Şu anda sahip olduğunuz bilgi ve birikim yetersiz olabilir, ama bunu sağlamak için zamanınız var


 Birçok öğrenci sahip olduğu bilgi ve birikimin yetersizliğinden dolayı oldukça kaygılıdır. Bu kaygı deneme sınavlarındaki düşük puanlarla birleştiğinde oldukça olumsuz duygular oluşturur. Hâlbuki eğitim kurumlarında dersler belirli bir birikime dayandırılarak değil en baştan itibaren anlatılmaya başlanır. O halde, gerekli bilgileri öğrenmek için yeterli zaman mevuttur. Eğer ister ve gerektiği gibi çalışırsanız, 5-6 aylık sürede çok ciddi başarılara ulaşabilirsiniz. 

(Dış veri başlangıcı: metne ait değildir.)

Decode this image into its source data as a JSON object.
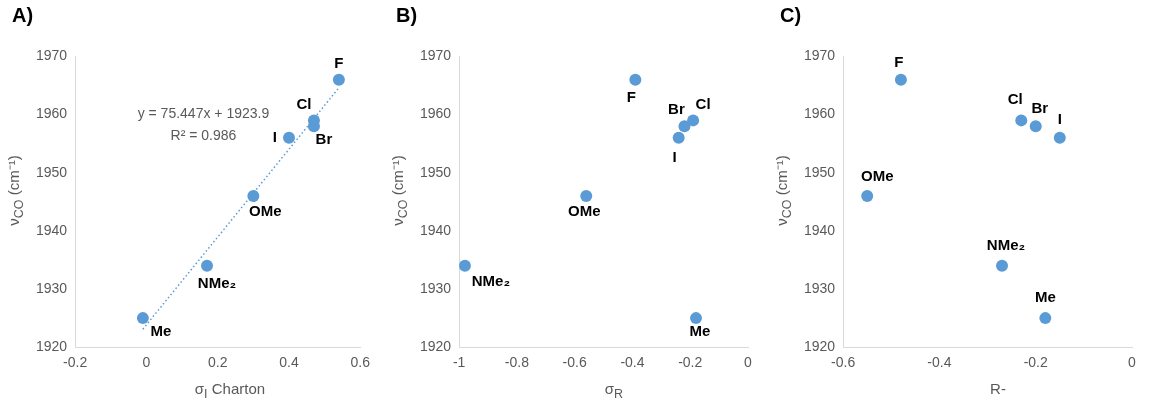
{
  "chart_data": [
    {
      "type": "scatter",
      "title": "A)",
      "xlabel": "σ$_{I}$ Charton",
      "ylabel": "ν$_{CO}$ (cm⁻¹)",
      "xlim": [
        -0.2,
        0.6
      ],
      "xticks": [
        -0.2,
        0,
        0.2,
        0.4,
        0.6
      ],
      "ylim": [
        1920,
        1970
      ],
      "yticks": [
        1920,
        1930,
        1940,
        1950,
        1960,
        1970
      ],
      "grid": false,
      "marker": "circle",
      "legend": false,
      "series": [
        {
          "color": "#5b9bd5",
          "x": [
            0.54,
            0.47,
            0.47,
            0.4,
            0.3,
            0.17,
            -0.01
          ],
          "values": [
            1966,
            1959,
            1958,
            1956,
            1946,
            1934,
            1925
          ]
        },
        {
          "type": "line",
          "color": "#5b9bd5",
          "line_style": "dotted",
          "marker": "none",
          "x": [
            -0.01,
            0.54
          ],
          "values": [
            1923.1,
            1964.6
          ]
        }
      ],
      "annotations": [
        "y = 75.447x + 1923.9",
        "R² = 0.986",
        {
          "text": "F",
          "x": 0.54,
          "y": 1966
        },
        {
          "text": "Cl",
          "x": 0.47,
          "y": 1959
        },
        {
          "text": "Br",
          "x": 0.47,
          "y": 1958
        },
        {
          "text": "I",
          "x": 0.4,
          "y": 1956
        },
        {
          "text": "OMe",
          "x": 0.3,
          "y": 1946
        },
        {
          "text": "NMe₂",
          "x": 0.17,
          "y": 1934
        },
        {
          "text": "Me",
          "x": -0.01,
          "y": 1925
        }
      ]
    },
    {
      "type": "scatter",
      "title": "B)",
      "xlabel": "σ$_{R}$",
      "ylabel": "ν$_{CO}$ (cm⁻¹)",
      "xlim": [
        -1,
        0
      ],
      "xticks": [
        -1,
        -0.8,
        -0.6,
        -0.4,
        -0.2,
        0
      ],
      "ylim": [
        1920,
        1970
      ],
      "yticks": [
        1920,
        1930,
        1940,
        1950,
        1960,
        1970
      ],
      "grid": false,
      "marker": "circle",
      "legend": false,
      "series": [
        {
          "color": "#5b9bd5",
          "x": [
            -0.39,
            -0.19,
            -0.22,
            -0.24,
            -0.56,
            -0.98,
            -0.18
          ],
          "values": [
            1966,
            1959,
            1958,
            1956,
            1946,
            1934,
            1925
          ]
        }
      ],
      "annotations": [
        {
          "text": "F",
          "x": -0.39,
          "y": 1966
        },
        {
          "text": "Cl",
          "x": -0.19,
          "y": 1959
        },
        {
          "text": "Br",
          "x": -0.22,
          "y": 1958
        },
        {
          "text": "I",
          "x": -0.24,
          "y": 1956
        },
        {
          "text": "OMe",
          "x": -0.56,
          "y": 1946
        },
        {
          "text": "NMe₂",
          "x": -0.98,
          "y": 1934
        },
        {
          "text": "Me",
          "x": -0.18,
          "y": 1925
        }
      ]
    },
    {
      "type": "scatter",
      "title": "C)",
      "xlabel": "R-",
      "ylabel": "ν$_{CO}$ (cm⁻¹)",
      "xlim": [
        -0.6,
        0
      ],
      "xticks": [
        -0.6,
        -0.4,
        -0.2,
        0
      ],
      "ylim": [
        1920,
        1970
      ],
      "yticks": [
        1920,
        1930,
        1940,
        1950,
        1960,
        1970
      ],
      "grid": false,
      "marker": "circle",
      "legend": false,
      "series": [
        {
          "color": "#5b9bd5",
          "x": [
            -0.48,
            -0.23,
            -0.2,
            -0.15,
            -0.55,
            -0.27,
            -0.18
          ],
          "values": [
            1966,
            1959,
            1958,
            1956,
            1946,
            1934,
            1925
          ]
        }
      ],
      "annotations": [
        {
          "text": "F",
          "x": -0.48,
          "y": 1966
        },
        {
          "text": "Cl",
          "x": -0.23,
          "y": 1959
        },
        {
          "text": "Br",
          "x": -0.2,
          "y": 1958
        },
        {
          "text": "I",
          "x": -0.15,
          "y": 1956
        },
        {
          "text": "OMe",
          "x": -0.55,
          "y": 1946
        },
        {
          "text": "NMe₂",
          "x": -0.27,
          "y": 1934
        },
        {
          "text": "Me",
          "x": -0.18,
          "y": 1925
        }
      ]
    }
  ]
}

    Ders çalışma sisteminizi bazı alışkanlıklar üzerine kurgulayınız. 
Başarılı sonuçlar başarılı planlamaların ürünüdür. Eğer plansız ve programsız çalışıyorsanız,  sonuçta alacağınız verim asla sizi yansıtmayacaktır. Öncelikle ders çalışma biçiminiz, hedefleriniz,  hedeflediğiniz yerler için gerekli başarı düzeyi üzerine, gerekirse bir gün ayırarak düşününüz. Ne tür bir çalışma alışkanlığı gerektiği konusunda rehberlik yayınlarından da faydalanarak programlı bir çalışma düzeneği oluşturunuz. Bununla ilgili olarak: 


Ders çalışma programı hazırlayınız.
Ders çalışma programı, santim santim ölçülmüş kâğıt üzeri program olmamalıdır. Özellikle, herkes için aynı sistemin önerildiği program örneklerinden uzak durun. Bu tür ezbere programlar uygulayan öğrenci yok denecek kadar azdır. Sizin yapmanız gereken, örnek program tiplerini inceleyerek kendinize ve yaşantınıza uygun programlar hazırlamaktır. Bu programlar katı saat sınırlarından çok ders çalışma ihtiyacını giderecek, anlama ve öğrenme gücünüze uygun süreçler içerecek nitelikte olmalıdır.


Uyku düzenine dikkat
Düzenli uyku, öğrenme etkinliğinden çok önemlidir. Erken yatmaya ve erken kalkmaya dikkat edin. Çalışma adına uykusuz geçirilen geceler, ertesi günkü öğrenmelerin katilidir.


Beslenme önemli
Yediğiniz yiyecekler, performansınıza direk yansır. Unutmayın, en pahalı arabayı dahi yakıtsız hareket ettiremezsiniz. Özellikle kahvaltınıza dikkat edin ve kahvaltı yapmaksızın derse katılmayın. 


Dersi derste öğrenin
Derslerde elden geçtikçe dinamik ve etkin olmaya çalışın. Anlamadığınız yerleri geçiştirmeyin, sorgulamadığınız noktalar ilerde büyük problemlere dönüşebilir. Bir derste başka derslerle uğraşmayın. Hayaller ile boğuşmayın; başarılı öğrencilerin hepsi ders dinleme alışkanlıklarındaki yüksek performans rastlantı değildir. 


 Tekrar yapın
Bilgilerin en büyük kısmı ertesi güne kadar bizi terk eder; yani, en hızlı unutma ilk gün yaşanır. Tekrar, bunun önündeki en önemli engeldir. Öğrendiklerinizi 5 dakika ayırarak da olsa mutlaka gününde tekrar ediniz.


Yeterince soru çözün
Sayıya göre değil, anlama düzeninize göre soru çözün. Günlük derslerinizle ilgili sorulara öncelik tanıyın, bu konuları anlayana ve algılayana kadar soru çözmeye devam edin. Sınavda, çözmekte sıkıntı yaşadığınız soruları mutlaka öğretmeninize çözdürün. Sınavda çözemediklerinizi ve yanlış çözdüklerinizi de. 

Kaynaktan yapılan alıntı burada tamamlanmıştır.